Stanford Law professor Larry Lessig wrote in yesterday's Financial Times that "the owners of pipes delivering video content to users on the internet did not prefer one service over the other. The owners of pipes simply passed the packets of data to users as the users chose."
Lessig, who is a charter member of the SavetheInternet.com Coalition, describes this as a perfect example of the ways the free market is nurtured by Net Neutrality. Net users are free to pick the product of their choice based on the quality of the service and NOT on the discrimination of their network provider.
YouTube beat out Google Video because of its superior video technology and social networking tools, NOT because its executives had struck a special deal with AT&T to favor its Web site over others.
It's simple. Provide a better product and let the customers decide.
Isn't that one of the most basic tenets of a free and competitive marketplace? Not according to AT&T, Verizon, Comcast and their well-heeled army of legislators, lobbyists and shills.
Network owners want to tip the Internet balance towards themselves and their corporate allies. They want to charge select companies a “premium” rate to have their sites flow more efficiently to customers. Those who can't pay the proposed telco tax would be shut out. Their Web gatekeeper scheme allows companies like AT&T – and not the consumer -- to pick which sites and ideas succeed in the online marketplace.
Do you want AT&T to decide the future of the Internet?
"[I] f network owners are permitted to set up internet toll booths, imposing a special tax on providers of content and applications, then it will be the new innovators who bear the burden of these taxes most heavily. The point is obvious when you think about the history of YouTube. Had network owners been charging an access premium, investors in an upstart like YouTube would have had good reason to think twice. All taxes are a barrier, but this tax would be a particularly high barrier to innovation."If we had real competition among broadband providers, the free market would sort these sorts of things out. Providers that discriminate would lose customers to those that protect Net Neutrality. But in the US broadband landscape competition is dying.
Lessig cites figures from Free Press' recent report "Broadband Reality Check II," which shows that there are fewer competitors offering broadband connectivity today than there were just six years ago. According to the report, four companies account for a majority of all consumer broadband; 10 account for 83 per cent of the market.
Another study by the Government Accountability Office found that the median number of providers available to a given household is just two. That's right. Most Americans have access to two or less broadband providers. That's all. Cable and DSL systems dominate, holding more than 98 percent of the broadband market.

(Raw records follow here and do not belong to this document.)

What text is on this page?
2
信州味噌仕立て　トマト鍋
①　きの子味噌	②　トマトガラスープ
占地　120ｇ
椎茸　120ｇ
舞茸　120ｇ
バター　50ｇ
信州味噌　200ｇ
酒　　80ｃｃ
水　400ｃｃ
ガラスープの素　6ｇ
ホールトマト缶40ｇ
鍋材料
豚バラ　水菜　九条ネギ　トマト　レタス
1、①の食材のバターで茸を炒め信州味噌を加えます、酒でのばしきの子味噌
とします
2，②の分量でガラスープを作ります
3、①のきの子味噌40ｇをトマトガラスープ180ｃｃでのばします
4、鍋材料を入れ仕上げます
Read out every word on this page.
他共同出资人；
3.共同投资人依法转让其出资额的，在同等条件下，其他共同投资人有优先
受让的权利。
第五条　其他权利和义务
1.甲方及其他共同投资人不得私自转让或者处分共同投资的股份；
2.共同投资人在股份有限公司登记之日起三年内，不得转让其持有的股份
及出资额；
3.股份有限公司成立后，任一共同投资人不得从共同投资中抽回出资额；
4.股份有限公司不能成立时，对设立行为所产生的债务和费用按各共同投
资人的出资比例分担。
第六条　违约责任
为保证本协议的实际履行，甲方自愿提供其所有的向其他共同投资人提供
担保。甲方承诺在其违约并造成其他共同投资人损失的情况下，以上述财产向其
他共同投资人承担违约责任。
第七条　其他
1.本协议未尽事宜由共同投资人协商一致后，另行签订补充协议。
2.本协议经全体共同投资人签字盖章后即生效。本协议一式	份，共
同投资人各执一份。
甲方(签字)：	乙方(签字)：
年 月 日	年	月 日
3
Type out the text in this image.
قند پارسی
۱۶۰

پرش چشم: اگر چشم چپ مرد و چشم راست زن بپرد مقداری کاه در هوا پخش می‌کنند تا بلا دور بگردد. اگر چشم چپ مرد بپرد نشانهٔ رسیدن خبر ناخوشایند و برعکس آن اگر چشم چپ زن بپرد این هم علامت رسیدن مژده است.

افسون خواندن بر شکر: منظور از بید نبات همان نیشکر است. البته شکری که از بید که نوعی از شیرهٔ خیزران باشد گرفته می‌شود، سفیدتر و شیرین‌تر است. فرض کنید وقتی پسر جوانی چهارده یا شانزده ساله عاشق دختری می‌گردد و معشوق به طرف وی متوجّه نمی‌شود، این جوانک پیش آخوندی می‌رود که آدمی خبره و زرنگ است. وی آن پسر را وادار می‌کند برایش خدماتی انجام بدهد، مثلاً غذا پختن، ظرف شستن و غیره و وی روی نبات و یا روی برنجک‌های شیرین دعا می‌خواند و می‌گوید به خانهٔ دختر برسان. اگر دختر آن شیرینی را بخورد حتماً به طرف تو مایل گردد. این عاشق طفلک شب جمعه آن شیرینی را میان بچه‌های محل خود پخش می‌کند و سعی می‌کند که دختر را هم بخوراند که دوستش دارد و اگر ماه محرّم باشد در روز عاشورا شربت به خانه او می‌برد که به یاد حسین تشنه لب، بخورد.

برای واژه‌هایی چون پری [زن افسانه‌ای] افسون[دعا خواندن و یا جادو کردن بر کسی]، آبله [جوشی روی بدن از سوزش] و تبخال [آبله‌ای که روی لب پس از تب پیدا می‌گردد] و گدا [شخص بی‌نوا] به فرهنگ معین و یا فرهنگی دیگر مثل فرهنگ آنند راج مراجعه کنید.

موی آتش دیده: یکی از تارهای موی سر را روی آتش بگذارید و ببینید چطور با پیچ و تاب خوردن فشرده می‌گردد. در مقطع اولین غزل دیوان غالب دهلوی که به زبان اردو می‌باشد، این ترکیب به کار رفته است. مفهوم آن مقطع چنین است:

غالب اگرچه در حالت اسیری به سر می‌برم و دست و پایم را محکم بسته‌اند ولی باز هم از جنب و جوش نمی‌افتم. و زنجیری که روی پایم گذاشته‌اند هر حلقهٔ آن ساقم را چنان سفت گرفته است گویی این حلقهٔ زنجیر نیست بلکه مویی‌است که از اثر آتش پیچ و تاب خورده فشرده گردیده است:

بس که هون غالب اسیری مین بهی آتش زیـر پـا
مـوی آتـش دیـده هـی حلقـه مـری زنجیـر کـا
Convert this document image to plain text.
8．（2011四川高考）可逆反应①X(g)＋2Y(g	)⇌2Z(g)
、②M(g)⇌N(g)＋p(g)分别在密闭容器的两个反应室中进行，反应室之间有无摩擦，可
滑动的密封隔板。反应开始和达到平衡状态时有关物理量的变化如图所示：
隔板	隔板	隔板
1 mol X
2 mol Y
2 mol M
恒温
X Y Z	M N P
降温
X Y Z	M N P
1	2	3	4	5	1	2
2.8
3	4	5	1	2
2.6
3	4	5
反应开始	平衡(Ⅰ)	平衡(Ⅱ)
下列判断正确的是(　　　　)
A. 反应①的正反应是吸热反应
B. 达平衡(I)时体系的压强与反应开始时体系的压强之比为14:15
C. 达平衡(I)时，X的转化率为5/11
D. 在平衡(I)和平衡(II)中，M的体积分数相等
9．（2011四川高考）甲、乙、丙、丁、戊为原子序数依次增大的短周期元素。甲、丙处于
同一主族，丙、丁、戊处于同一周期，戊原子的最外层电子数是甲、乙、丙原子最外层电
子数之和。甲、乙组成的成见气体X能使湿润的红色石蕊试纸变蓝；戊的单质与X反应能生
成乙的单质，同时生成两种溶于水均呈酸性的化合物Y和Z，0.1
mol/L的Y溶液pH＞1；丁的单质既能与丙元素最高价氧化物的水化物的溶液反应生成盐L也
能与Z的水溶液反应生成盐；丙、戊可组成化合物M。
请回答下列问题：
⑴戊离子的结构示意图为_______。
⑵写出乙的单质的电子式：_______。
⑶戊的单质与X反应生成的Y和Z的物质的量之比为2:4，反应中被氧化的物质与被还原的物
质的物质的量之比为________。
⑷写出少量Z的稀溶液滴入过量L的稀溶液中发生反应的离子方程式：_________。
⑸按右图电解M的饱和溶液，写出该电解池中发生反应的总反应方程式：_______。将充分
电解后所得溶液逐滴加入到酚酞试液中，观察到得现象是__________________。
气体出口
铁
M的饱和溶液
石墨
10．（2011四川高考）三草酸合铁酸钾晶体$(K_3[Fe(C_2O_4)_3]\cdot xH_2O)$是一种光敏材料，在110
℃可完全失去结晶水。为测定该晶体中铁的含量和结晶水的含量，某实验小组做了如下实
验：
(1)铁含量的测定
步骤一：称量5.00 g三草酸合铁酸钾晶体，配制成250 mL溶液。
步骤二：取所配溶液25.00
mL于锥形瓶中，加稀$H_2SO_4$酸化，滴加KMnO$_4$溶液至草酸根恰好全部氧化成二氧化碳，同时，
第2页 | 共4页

There simply is not enough competition between different technologies to produce any kind of deterrent to discrimination. Without Net Neutrality, the telephone and cable duopoly will leverage its market power over the network to gain control over the content and application markets, establishing a handful of giant companies as the gatekeepers of the Internet.
Net Neutrality legislation "will make sure that the one bright spot in the internet economy – the one place where vigorous competition continues – will be protected," Lessig concludes. "Congress needs to remove the incentive to keep broadband in its currently hobbled state. A thin rule of network neutrality could help do just that."